Sapelo Island, Georgia, the Place Where Africans Survived America: Modernist Primitivists’ Hunt for African Retentions and the Discovery of Sapelo Island, Georgia’s Gullah Community, 1915–40

Thursday, January 3, 2013: 3:50 PM
Salon V (Roosevelt New Orleans)
Melissa L. Cooper, Rutgers University–New Brunswick
The history of Sapelo Islanders in published works reveals a complex cast of characters, each one working through ideas about racial distinction and inheritance; African culture and spirituality; and ancestral legacies relative to the black American slave past during the most turbulent years in America’s race-making history.  Feuding social scientists, adventure seeking journalists, amateur folklorists, and other writers, initiated and shaped the perception of Sapelo Islanders’ distinct connection to African culture during the 1920s and 1930s, and labeled them “Gullah.”  These researchers characterized the “Gullah,” as being uniquely connected to their African past, and as a population among whom African “survivals” were readily observable, in short, as authentic primitives in modern America.  This paper argues that the popular view of Sapelo Islanders’ “uniqueness” is largely the product of changing and evolving formulations about race and racial distinction in America.  Consequently, the “discovery” of Sapelo Island’s Gullah folk is more a sign of times than an anthropological discovery.

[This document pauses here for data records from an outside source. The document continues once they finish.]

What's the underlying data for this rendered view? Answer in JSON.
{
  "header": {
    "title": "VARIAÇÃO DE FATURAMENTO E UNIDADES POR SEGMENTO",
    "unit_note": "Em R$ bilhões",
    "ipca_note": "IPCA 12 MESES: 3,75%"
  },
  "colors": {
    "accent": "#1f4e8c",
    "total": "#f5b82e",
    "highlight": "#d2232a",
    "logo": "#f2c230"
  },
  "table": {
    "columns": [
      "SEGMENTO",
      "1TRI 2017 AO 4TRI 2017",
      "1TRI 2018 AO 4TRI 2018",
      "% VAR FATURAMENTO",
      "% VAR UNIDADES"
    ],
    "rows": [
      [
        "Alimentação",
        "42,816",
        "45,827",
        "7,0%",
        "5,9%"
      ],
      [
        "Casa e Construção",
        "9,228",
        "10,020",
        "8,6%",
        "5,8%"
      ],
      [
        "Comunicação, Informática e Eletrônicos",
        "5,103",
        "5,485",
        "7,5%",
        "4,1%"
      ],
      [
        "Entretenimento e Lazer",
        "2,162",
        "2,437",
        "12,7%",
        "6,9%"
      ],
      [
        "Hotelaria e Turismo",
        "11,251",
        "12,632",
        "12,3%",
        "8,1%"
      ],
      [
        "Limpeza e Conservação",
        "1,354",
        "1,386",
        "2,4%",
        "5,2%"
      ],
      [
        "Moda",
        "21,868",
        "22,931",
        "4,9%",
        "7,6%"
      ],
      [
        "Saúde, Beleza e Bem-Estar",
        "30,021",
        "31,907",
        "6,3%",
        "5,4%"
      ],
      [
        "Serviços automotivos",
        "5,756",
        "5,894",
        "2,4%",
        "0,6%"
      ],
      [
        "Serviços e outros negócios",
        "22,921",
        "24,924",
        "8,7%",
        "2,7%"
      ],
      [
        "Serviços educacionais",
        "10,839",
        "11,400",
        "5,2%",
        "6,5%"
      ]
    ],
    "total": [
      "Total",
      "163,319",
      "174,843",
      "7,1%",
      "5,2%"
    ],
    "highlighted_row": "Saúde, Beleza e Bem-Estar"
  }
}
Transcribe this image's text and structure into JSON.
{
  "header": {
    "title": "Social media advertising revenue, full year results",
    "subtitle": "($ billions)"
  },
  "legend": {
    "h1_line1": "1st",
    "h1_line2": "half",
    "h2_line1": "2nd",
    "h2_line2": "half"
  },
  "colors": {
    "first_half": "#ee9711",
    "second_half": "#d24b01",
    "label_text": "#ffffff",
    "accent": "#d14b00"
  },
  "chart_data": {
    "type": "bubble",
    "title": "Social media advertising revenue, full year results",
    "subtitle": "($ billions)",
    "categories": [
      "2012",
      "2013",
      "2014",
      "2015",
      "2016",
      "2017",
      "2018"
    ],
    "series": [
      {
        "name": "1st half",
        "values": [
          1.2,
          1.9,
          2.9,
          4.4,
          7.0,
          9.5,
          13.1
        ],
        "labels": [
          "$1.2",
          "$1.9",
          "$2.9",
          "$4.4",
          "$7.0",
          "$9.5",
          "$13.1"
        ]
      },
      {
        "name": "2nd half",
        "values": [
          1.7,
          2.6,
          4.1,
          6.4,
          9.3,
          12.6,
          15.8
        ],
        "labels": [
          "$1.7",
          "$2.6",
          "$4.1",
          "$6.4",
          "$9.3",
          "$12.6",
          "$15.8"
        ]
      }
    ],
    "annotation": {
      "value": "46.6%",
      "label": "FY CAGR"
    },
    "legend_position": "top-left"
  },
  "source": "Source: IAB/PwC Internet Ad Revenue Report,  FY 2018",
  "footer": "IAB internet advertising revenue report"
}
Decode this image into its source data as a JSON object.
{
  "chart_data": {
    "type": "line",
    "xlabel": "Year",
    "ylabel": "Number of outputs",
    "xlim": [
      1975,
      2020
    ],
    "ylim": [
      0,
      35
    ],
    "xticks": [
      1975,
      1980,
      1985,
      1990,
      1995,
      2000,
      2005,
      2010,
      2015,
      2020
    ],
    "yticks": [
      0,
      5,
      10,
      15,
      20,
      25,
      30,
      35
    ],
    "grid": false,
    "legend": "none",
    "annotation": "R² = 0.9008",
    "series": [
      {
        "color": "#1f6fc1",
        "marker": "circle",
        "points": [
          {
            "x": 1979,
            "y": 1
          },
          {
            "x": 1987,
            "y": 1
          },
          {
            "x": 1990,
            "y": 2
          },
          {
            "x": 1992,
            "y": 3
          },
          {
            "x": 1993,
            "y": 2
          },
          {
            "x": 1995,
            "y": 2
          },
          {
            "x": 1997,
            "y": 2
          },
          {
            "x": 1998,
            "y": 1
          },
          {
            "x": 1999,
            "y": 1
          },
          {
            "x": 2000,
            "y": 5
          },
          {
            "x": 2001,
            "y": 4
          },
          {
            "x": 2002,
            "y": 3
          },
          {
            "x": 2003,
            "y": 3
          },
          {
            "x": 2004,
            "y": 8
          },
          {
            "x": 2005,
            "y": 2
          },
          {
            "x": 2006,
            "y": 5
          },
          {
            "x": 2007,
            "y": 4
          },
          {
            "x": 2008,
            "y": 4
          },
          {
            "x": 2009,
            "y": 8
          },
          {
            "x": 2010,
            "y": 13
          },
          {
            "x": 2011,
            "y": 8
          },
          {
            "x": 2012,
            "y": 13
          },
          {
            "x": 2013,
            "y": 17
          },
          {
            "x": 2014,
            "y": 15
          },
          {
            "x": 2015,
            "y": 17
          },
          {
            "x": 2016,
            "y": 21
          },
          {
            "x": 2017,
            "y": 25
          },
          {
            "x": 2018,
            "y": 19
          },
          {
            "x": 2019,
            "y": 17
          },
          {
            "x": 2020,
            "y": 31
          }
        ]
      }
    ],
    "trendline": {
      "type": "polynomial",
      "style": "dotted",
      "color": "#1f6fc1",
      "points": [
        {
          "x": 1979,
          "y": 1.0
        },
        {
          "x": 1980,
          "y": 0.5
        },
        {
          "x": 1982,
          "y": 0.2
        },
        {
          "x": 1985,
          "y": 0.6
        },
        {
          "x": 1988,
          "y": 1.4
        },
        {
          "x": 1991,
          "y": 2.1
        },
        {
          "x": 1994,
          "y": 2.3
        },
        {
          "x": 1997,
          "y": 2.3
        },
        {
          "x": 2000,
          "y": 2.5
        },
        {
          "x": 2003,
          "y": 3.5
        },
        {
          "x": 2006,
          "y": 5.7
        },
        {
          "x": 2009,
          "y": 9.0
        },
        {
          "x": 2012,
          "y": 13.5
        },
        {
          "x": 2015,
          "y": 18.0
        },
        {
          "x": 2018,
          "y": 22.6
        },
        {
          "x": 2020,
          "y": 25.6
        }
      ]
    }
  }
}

During the 1920s and 1930s, “islands,” held a special place in the Modernist imaginary.  For Modernists, the waters and oceans that separated islands from mainland communities also separated the “modern world” from the “primitive past”.  From this vantage point, islands, and the people who populated them, (especially non-white people) were believed to be stuck in an earlier time—remnants of a mythical past.  During the 1920s and 1930s, the convergence of the vogue of “Negro themes,” the hunt for black Americans’ African past, and the stark contrast between “primitive islands” and “modern main lands” guaranteed that Sapelo Islanders would become a subject of popular interest.   My paper examines these issues and unearths the way that intellectual and cultural trends cultivated a popular and enduring fascination with black Sapelo Islanders in the Jim Crow South.